Was über die Festtage geschieht, umschreibt der evangelische Pastor so: "An Weihnachten ist die Tür auf." Dazu gehört, dass alle Insassen an Heiligabend die Möglichkeit haben, den Gottesdienst in der JVA-Kirche zu besuchen; jeweils ein weiterer findet in der Untersuchungshaft und im Frauengefängnis statt. Beim Gottesdienst in der Kirche wird auch Jörg H. dabei sein wird. "Da werde ich mit Herrn Pastor Fischer in die leuchtenden Knackiaugen gucken", sagt er lächelnd. In Sachen Arbeit und Vorbereitungen kann Jörg H. dann im Prinzip einen Haken setzen.
Offene Tür für die Insassen
Nicht jedoch Christian Fischer. Für ihn begann die Arbeit im Prinzip bereits im Oktober. Dabei ist es nicht nur die Vorbereitung der Geschenktüten und deren Verteilung bei den Frauen und Männern, die entweder ihre Strafen absitzen oder die Zeit in Untersuchungshaft verbringen müssen. In dieser "besonderen Zeit", so Fischer, hätten die Insassen wegen des Novemberblues Gesprächsbedarf.
Heiligabend ist Christian Fischer mit seinen drei Gottesdiensten noch einmal besonders gefordert. Am 24. Dezember wird er nicht nur dort für die Insassen da sein, sondern geht darüber hinaus auf die Stationen. "Ich mache es gerne!", sagt der Pastor. Den ersten und zweiten Weihnachtstag verbringt Christian Fischer mit seiner Familie – der Gefängnisalltag bleibt dann draußen. Er sagt: "Was hier war, bleibt auch hier."
Während Christian Fischer das Fest mit seiner Familie verbringt, könnte es für Oliver V. zu einer Veränderung kommen: zum Wechsel in den offenen Vollzug. Er ist wegen Betrugs zu einer insgesamt sechsjährigen Freiheitsstrafe verurteilt worden, gut 15 Monate hat er noch abzusitzen. Zurzeit arbeitet er in der JVA-Außenstelle der Stadtbibliothek Bremen.

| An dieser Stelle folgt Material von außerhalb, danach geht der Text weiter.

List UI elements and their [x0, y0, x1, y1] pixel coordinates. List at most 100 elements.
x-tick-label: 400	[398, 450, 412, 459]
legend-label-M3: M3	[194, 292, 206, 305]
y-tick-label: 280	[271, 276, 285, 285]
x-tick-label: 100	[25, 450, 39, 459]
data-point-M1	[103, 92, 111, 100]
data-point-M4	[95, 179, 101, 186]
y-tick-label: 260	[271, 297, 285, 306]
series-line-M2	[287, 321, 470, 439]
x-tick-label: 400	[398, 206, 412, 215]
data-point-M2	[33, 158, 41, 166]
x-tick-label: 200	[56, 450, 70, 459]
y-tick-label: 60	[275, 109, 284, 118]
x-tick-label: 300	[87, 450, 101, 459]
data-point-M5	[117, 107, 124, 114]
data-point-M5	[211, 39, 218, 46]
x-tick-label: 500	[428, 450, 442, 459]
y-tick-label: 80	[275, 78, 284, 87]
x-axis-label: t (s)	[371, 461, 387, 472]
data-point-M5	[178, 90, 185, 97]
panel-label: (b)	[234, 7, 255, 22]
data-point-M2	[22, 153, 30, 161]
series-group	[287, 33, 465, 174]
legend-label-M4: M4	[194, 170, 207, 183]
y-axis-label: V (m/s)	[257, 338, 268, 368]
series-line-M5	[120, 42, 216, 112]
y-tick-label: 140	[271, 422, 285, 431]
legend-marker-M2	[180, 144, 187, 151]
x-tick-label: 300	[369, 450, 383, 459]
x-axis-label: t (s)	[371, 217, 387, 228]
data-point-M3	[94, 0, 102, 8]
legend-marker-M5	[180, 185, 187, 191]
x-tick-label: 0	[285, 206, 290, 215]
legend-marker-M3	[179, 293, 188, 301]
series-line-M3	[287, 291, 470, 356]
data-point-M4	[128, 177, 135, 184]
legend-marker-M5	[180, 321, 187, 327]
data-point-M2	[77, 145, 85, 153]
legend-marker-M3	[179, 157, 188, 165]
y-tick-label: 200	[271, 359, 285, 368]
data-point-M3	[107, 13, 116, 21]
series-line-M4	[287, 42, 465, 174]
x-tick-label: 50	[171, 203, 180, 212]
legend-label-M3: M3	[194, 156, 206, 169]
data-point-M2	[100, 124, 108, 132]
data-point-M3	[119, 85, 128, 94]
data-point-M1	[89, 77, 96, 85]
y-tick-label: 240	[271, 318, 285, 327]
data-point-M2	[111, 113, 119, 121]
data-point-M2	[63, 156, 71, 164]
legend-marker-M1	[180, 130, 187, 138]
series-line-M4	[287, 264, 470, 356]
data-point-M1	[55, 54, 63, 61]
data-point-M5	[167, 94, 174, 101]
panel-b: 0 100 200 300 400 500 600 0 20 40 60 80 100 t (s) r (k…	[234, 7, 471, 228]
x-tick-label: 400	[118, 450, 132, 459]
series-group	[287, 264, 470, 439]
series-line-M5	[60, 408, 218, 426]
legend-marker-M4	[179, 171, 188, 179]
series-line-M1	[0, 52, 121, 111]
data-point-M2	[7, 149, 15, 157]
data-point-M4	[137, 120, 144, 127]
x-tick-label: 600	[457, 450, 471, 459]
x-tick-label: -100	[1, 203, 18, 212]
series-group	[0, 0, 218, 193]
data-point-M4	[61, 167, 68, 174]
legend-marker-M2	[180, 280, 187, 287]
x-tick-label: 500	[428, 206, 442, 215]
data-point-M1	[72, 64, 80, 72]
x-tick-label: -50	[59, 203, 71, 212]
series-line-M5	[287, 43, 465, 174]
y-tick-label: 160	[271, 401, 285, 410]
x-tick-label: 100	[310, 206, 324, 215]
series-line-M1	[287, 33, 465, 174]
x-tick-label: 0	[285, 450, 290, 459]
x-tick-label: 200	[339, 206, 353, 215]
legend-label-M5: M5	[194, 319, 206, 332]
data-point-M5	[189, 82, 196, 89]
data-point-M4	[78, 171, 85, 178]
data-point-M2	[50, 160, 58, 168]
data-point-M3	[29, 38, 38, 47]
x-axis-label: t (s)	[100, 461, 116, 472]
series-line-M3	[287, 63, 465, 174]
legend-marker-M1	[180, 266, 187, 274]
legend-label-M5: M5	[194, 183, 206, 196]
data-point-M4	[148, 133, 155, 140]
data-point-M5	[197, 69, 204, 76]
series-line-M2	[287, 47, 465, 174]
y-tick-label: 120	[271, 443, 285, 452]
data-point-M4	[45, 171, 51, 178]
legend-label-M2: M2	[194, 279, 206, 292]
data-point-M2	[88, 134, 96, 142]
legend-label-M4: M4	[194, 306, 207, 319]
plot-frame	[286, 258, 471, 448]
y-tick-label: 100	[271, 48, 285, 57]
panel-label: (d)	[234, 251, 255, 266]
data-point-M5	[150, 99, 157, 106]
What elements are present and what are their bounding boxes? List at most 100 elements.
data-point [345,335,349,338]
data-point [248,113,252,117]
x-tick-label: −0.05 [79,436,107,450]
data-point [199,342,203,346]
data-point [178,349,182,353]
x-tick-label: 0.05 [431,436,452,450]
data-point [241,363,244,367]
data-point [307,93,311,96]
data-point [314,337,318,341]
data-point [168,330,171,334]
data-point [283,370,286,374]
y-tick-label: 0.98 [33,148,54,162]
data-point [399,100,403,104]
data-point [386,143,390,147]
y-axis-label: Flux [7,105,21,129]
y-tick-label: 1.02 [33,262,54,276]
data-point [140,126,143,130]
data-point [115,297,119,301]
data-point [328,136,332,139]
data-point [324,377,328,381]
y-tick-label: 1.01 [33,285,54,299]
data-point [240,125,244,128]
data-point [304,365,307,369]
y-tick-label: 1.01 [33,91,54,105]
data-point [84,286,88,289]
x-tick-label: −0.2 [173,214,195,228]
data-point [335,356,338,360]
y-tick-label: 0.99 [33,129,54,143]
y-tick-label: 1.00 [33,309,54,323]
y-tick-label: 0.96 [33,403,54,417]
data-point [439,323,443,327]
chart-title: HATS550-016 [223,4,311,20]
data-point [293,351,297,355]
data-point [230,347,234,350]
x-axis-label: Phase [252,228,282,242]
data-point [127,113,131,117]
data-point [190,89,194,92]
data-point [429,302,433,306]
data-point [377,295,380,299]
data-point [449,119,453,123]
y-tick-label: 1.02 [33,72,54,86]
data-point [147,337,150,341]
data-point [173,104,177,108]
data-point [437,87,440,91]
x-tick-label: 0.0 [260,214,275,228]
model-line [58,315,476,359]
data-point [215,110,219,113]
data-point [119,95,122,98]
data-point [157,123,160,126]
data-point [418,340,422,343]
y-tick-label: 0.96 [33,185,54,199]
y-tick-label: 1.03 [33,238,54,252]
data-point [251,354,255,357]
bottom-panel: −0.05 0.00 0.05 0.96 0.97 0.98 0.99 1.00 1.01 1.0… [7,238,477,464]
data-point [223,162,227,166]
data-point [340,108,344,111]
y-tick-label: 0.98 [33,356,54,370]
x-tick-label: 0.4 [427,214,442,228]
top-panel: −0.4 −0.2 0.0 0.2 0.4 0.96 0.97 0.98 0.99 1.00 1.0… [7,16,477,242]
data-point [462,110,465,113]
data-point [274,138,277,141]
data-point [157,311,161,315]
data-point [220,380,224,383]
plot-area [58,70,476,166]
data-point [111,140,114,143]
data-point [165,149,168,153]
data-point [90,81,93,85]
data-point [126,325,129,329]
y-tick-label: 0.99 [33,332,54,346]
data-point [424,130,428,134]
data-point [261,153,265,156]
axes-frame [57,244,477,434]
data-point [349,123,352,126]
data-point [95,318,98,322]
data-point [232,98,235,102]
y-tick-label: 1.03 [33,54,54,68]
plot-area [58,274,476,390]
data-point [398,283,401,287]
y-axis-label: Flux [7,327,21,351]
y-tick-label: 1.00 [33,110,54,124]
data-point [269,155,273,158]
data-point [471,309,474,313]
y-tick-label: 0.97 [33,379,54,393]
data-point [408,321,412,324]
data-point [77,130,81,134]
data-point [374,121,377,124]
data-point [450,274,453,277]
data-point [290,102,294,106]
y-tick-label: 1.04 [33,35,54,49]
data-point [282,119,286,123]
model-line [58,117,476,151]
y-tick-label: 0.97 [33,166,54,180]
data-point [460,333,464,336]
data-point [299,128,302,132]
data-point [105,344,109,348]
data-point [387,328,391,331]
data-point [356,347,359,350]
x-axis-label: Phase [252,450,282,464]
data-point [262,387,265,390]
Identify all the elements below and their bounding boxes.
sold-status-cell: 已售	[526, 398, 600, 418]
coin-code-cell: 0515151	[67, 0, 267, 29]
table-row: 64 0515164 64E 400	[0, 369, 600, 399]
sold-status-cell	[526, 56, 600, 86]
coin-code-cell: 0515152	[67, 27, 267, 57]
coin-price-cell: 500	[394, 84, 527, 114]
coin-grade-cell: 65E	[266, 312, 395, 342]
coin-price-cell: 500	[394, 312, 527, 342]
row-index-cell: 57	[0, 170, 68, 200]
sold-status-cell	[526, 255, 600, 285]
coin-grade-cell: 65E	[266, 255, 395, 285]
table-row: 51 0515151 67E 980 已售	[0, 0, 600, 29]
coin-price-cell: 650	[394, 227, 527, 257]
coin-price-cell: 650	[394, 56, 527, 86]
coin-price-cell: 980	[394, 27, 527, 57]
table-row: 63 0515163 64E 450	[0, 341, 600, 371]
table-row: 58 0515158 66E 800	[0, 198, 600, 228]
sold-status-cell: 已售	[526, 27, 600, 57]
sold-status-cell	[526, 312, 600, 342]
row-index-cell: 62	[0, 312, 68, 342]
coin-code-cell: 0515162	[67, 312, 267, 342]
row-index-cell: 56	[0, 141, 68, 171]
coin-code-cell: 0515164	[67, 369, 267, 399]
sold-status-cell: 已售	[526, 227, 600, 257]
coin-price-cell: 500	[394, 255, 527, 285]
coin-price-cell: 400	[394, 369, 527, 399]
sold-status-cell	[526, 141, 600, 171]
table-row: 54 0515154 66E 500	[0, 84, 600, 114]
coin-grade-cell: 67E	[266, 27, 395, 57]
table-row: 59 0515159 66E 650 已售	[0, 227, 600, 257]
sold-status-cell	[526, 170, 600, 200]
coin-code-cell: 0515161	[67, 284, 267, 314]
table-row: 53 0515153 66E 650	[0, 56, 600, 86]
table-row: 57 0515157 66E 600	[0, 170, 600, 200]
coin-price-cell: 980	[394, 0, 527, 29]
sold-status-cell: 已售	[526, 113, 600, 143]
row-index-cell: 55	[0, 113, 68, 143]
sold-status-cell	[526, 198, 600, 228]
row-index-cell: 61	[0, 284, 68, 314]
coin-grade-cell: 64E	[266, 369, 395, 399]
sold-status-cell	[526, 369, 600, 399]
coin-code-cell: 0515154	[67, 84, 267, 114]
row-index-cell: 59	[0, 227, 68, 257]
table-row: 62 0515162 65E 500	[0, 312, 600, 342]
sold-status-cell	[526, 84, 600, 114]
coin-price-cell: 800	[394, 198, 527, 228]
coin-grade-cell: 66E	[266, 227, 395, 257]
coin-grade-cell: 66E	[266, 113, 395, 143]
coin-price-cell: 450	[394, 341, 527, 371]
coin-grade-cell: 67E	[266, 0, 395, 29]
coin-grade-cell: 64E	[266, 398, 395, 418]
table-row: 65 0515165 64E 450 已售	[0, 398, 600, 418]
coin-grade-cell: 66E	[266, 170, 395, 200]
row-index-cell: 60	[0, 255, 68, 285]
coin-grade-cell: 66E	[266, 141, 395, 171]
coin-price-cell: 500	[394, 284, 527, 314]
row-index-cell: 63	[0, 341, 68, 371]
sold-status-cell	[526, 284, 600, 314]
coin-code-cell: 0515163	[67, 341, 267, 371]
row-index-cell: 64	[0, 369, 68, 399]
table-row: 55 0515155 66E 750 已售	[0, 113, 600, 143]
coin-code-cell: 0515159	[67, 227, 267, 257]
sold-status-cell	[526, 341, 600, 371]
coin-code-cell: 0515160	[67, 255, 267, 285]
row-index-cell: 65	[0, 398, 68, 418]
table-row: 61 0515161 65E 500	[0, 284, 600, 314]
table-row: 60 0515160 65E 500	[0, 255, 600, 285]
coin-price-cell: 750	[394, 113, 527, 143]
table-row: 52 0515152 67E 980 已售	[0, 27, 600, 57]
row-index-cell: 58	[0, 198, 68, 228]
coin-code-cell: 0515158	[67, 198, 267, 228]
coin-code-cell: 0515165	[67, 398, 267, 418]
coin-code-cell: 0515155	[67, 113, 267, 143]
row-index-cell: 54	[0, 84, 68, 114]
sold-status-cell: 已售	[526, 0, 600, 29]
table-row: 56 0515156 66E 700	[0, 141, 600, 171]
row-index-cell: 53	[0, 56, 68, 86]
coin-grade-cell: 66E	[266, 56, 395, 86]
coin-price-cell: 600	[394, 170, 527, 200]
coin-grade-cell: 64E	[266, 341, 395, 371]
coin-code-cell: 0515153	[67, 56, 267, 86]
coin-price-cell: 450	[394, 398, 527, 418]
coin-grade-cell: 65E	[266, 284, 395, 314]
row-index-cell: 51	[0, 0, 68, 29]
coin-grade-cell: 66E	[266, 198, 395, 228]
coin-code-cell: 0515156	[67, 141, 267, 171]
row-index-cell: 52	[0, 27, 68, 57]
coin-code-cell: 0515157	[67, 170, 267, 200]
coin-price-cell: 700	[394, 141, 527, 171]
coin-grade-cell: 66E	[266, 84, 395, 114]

Weihnachten hat für Oliver V. weniger mit Religion zu tun: "Ich verbinde es eher mit einem Gefühl."
Ihm wird warm ums Herz, wenn er sich vorstellt, wie seine Mutter für die Familie kocht. Doch das findet für ihn und die meisten anderen Insassen nicht statt, im Gegenteil. "Man fühlt sich mehr denn je auf’s Abstellgleis geschoben", beschreibt er das Gefühl an den Festtagen. Die fehlende Nestwärme fühle sich "brutal" an.
"Kleine Kerze" zu Weihnachten
Der Zusammenhalt innerhalb der Familie funktioniere, das jedoch sei im Knast anders, weiß Oliver V. Emotionale Abstürze seien mehr oder minder vorprogrammiert – wenn da nicht die Weihnachtstüten-Aktion von Christian Fischer und seines katholischen Kollegen, Diakon Dr. Richard Goritzka, seien. "Das ist eine kleine Kerze", sagt Oliver V. lächelnd, "man fühlt sich gemocht." Jörg H. nickt zustimmend. Dass beide emotionale Hänger bekommen werden, wissen sie: "Heiligabend, wenn ich in meiner Zelle bin", sagt Jörg H. Dann gebe es keinen, der einen emotional auffängt.
Alleine vor diesem Hintergrund seien Gemeinschaften im Knast wichtig, findet Oliver V. – egal, ob Weihnachten oder Ostern. Ein gutes Beispiel dafür sei das interkulturelle Fest Ostern dieses Jahres. Religion sei im Übrigen über die Feiertage hinaus für viele Insassen "ein Thema". Oliver V. erläutert: "Manche fangen an, sich mit der Frage der Schuld auseinanderzusetzen. Früher oder später stoßen sie auf die Religion."